Bocconotto Montoriese Une douceur au raisin dans une « boîte » magique
Quoi Acheter

D'après la tradition, il naît entre la fin des années 700 et le début des années 800. Mais les racines du Bocconotto remontent aux années 500, au travail du génie Bartolomeo Scappi, chef secret de trois papes et auteur du superbe « Traité sur l'art de la cuisine ». C'est là que Scappi réalise les recettes des pâtes reines, feuilletées et brisées, qui servent « d'enveloppe » aux différentes garnitures sucrées ou salées. Le terme de « bocconotto » provient du Dictionnaire du vocabulaire des Abruzzes de Domenico Bielli de 1930 : « buccunotte : petit gâteau de forme ronde garnie de miel, de crème, de chocolat... ». La version Montoriese de ce gâteau est la « reine » d'un village qui a fait de la pâtisserie une spécialité (Montario est la capitale des « gâteaux de mariage », un rêve de gourmandise qui comporte notamment la fameuse « pizza sucrée »). C'est une synthèse de tours les délices de la région, avec une garniture généralement à base de confiture de raisin (issue des vignes des collines de Teramo. Et même si le Bocconotto peut être réalisé par tous à la maison, la version « typique », l'originale (pour laquelle une recette de référence sera bientôt approuvée), est disponible dans 8 boulangeries artisanales qui proposent fièrement leur Bocconotto « classique », exhibant ainsi leurs propres versions revisitées. Ainsi, ces artisans offrent à tous les visiteurs de Montorio un tour d'horizon gourmand autour d'une superbe couronne de douceurs qui recèlent de surprises.

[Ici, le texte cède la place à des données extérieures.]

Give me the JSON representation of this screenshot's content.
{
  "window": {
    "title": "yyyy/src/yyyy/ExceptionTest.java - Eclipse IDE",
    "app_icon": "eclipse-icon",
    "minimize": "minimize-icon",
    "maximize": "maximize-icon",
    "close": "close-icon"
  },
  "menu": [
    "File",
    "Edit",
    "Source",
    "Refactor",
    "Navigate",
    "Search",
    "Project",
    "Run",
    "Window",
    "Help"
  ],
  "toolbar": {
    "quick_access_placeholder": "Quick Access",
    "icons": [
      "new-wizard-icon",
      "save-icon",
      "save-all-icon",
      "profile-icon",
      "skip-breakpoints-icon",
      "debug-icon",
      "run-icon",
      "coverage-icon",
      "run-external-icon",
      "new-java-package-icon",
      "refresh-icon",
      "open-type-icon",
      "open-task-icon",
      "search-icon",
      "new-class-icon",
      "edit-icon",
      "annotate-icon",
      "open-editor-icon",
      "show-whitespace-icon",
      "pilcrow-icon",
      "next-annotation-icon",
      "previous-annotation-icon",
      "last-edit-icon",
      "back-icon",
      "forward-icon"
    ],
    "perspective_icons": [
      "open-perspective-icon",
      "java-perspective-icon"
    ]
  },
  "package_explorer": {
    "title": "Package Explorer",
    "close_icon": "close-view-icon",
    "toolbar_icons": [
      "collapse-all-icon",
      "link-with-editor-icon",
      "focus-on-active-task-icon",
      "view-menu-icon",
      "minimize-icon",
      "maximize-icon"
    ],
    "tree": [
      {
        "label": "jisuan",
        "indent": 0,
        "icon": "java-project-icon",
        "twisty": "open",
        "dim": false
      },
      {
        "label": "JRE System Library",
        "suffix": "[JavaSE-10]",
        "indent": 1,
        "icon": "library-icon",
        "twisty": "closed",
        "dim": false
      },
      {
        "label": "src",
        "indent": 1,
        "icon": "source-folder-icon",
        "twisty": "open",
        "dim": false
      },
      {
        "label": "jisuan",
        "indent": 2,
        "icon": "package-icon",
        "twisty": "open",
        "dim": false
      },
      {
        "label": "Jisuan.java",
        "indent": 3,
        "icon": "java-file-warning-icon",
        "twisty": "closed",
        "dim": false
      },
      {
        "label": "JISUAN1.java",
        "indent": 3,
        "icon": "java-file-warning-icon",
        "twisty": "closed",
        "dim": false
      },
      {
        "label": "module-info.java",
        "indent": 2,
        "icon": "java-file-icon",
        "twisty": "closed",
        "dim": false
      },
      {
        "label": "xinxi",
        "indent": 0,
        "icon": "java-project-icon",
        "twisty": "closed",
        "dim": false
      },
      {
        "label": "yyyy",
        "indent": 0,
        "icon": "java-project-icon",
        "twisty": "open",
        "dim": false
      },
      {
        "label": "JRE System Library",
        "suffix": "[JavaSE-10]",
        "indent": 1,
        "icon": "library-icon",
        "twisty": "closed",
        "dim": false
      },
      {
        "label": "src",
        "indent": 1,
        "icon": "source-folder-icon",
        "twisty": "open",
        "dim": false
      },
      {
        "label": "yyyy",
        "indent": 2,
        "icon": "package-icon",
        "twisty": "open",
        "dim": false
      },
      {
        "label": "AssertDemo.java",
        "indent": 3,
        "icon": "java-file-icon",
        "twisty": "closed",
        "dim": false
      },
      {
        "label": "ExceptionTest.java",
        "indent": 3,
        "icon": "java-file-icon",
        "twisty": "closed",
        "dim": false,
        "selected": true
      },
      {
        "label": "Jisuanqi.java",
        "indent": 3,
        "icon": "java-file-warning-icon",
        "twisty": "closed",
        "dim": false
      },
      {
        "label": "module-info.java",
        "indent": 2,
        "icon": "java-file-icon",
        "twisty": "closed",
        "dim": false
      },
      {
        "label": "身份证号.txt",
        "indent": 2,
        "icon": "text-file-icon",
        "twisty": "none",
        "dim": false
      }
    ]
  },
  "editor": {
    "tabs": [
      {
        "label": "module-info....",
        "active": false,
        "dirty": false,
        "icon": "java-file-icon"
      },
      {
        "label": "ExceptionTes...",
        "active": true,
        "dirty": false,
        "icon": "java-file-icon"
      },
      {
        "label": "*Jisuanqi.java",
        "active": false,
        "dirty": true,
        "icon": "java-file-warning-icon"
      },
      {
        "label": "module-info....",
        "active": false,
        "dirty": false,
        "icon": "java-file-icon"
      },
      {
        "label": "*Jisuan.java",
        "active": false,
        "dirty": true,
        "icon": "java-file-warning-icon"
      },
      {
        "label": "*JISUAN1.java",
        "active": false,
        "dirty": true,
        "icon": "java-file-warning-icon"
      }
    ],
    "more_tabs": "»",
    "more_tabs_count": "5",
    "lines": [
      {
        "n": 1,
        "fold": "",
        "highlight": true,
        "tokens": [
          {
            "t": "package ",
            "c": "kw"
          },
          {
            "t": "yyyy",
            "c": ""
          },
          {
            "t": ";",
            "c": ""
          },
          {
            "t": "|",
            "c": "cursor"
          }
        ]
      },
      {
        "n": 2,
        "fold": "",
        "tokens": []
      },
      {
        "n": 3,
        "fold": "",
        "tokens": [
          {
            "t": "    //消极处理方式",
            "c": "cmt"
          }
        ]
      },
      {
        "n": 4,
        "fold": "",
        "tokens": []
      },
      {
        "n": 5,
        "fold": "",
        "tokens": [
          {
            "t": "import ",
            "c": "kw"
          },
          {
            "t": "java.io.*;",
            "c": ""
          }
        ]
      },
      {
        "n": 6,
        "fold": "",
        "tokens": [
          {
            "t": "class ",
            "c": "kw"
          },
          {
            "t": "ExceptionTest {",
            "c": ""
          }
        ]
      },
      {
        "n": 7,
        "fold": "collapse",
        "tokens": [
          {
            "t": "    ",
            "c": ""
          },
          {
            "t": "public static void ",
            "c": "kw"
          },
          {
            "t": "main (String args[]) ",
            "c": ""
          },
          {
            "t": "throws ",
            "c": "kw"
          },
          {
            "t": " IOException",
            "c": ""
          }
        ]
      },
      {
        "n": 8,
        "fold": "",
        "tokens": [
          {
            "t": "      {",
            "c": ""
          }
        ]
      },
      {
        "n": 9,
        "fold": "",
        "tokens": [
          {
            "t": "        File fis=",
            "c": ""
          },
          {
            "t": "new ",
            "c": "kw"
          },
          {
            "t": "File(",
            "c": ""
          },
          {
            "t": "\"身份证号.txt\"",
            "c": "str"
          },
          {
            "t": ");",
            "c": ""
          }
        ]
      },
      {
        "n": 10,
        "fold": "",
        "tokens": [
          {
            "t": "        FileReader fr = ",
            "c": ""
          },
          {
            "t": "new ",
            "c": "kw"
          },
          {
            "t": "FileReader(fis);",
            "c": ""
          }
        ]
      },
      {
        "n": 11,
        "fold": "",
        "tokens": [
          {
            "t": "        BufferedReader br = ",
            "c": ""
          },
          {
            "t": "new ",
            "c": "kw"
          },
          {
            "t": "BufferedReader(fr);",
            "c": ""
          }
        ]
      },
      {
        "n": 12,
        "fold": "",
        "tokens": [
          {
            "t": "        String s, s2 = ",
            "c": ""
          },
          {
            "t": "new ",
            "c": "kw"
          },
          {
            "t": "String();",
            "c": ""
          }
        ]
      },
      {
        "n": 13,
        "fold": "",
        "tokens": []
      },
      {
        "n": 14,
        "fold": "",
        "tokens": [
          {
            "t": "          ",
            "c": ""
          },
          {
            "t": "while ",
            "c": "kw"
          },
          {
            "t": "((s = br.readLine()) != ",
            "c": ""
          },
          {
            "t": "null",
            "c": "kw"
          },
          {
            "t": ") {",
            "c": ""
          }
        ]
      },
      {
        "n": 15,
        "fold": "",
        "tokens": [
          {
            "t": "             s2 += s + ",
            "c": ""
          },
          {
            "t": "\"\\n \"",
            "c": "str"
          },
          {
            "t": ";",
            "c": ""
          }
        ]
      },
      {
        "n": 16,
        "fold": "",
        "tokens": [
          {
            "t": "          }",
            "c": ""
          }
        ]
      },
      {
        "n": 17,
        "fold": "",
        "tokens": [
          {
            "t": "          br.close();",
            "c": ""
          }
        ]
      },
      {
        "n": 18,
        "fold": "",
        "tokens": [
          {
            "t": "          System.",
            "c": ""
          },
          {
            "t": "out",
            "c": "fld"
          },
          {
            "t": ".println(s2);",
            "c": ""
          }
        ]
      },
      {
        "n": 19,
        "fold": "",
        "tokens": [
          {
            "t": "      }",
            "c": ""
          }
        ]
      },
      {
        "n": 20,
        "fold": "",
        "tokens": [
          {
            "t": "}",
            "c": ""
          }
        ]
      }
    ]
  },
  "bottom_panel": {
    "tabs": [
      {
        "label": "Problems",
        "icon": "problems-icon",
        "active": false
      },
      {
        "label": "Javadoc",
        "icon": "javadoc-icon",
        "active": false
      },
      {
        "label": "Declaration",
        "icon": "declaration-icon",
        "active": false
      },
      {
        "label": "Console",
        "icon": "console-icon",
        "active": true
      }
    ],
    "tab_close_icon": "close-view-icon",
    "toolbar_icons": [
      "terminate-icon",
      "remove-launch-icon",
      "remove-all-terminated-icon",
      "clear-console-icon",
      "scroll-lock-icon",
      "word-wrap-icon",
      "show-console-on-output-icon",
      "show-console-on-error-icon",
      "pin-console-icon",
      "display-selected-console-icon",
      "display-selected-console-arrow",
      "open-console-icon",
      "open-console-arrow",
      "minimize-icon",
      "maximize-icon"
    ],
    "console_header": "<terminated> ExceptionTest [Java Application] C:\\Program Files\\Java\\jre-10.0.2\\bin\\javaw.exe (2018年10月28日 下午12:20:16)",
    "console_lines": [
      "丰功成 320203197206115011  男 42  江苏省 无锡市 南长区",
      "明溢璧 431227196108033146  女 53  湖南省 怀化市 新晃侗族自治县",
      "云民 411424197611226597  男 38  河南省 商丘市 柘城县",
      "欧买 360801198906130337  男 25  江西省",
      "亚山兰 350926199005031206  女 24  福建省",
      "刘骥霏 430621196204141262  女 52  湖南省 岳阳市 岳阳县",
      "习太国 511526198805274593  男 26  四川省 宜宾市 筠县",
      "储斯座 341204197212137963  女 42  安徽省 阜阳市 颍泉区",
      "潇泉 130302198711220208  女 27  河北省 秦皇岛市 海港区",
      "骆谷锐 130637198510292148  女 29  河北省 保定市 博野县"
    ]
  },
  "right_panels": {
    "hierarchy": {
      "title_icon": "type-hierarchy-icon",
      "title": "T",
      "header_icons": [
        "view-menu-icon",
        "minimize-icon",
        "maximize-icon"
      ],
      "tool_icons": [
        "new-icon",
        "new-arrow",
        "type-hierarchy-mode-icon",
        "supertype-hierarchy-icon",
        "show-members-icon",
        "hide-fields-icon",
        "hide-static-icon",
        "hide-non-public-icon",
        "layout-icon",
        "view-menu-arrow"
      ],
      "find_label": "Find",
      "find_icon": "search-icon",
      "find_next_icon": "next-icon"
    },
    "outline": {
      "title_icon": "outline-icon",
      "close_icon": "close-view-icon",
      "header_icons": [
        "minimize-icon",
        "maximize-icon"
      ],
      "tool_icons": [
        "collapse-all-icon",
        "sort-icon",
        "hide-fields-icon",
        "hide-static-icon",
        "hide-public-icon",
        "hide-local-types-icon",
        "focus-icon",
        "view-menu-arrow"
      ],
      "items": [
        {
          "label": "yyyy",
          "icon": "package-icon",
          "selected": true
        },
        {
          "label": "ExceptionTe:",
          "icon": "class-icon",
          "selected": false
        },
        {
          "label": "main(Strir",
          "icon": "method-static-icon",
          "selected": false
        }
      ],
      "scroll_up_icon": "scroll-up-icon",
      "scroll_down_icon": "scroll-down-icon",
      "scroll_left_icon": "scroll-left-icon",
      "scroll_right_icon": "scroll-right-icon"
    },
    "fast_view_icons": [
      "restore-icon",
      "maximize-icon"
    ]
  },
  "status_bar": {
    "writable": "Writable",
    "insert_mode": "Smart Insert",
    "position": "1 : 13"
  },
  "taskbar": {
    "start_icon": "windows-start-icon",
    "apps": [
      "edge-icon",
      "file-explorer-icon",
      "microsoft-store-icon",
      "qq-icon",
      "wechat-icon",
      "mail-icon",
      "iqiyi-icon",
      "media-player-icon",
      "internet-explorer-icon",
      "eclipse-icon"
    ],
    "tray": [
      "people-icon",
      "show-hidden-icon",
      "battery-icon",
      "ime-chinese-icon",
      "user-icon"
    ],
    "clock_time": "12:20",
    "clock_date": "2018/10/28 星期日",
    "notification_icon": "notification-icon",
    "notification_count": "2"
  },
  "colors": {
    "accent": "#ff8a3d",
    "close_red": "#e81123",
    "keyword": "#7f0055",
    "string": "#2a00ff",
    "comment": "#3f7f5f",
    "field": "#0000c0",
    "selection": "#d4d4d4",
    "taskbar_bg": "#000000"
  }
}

Où nous trouver, ce que nous faisons

Cette fois, nous vous proposons un itinéraire classique pour découvrir la « porte du Parc », célébrée à Montorio chaque année par un évènement qui se déroule à la fin du mois d'août. L'antique place du marché, désormais appelée Piazza Orsini, fait face à la Collegiata di San Rocco. À l'intérieur, quatre autels en bois monumentaux peints et dorés (XVIIe et XVIIIe siècles), et deux peintures d'époque très précieuses, l'une de 1530 représentant la Résurrection et l'autre, de 1607, illustrant la Dernière Cène. Le Palazzo Marchesale Camponeschi-Carafa se trouve sur la même place, avec un portail et des restes de fresques datant des années 1500. En marchant le long de la Via del Forte, vous atteindrez le sommet d'une colline où se trouvent les ruines du Fort San Carlo, un bastion érigé en 1686, qui avait pour but de réprimer les bandits mais qui ne fut jamais achevé. Autre lieu à visiter : l'église de Sant’Antonio (XVe siècle), l'église des Zoccolanti (1755), le couvent des Cappuccini du XVIe siècle avec le cloître et la petite église de la Madonna del Ponte. Les restes rarissimes du temple dédié à Hercules sont situés le long du fleuve Vomano.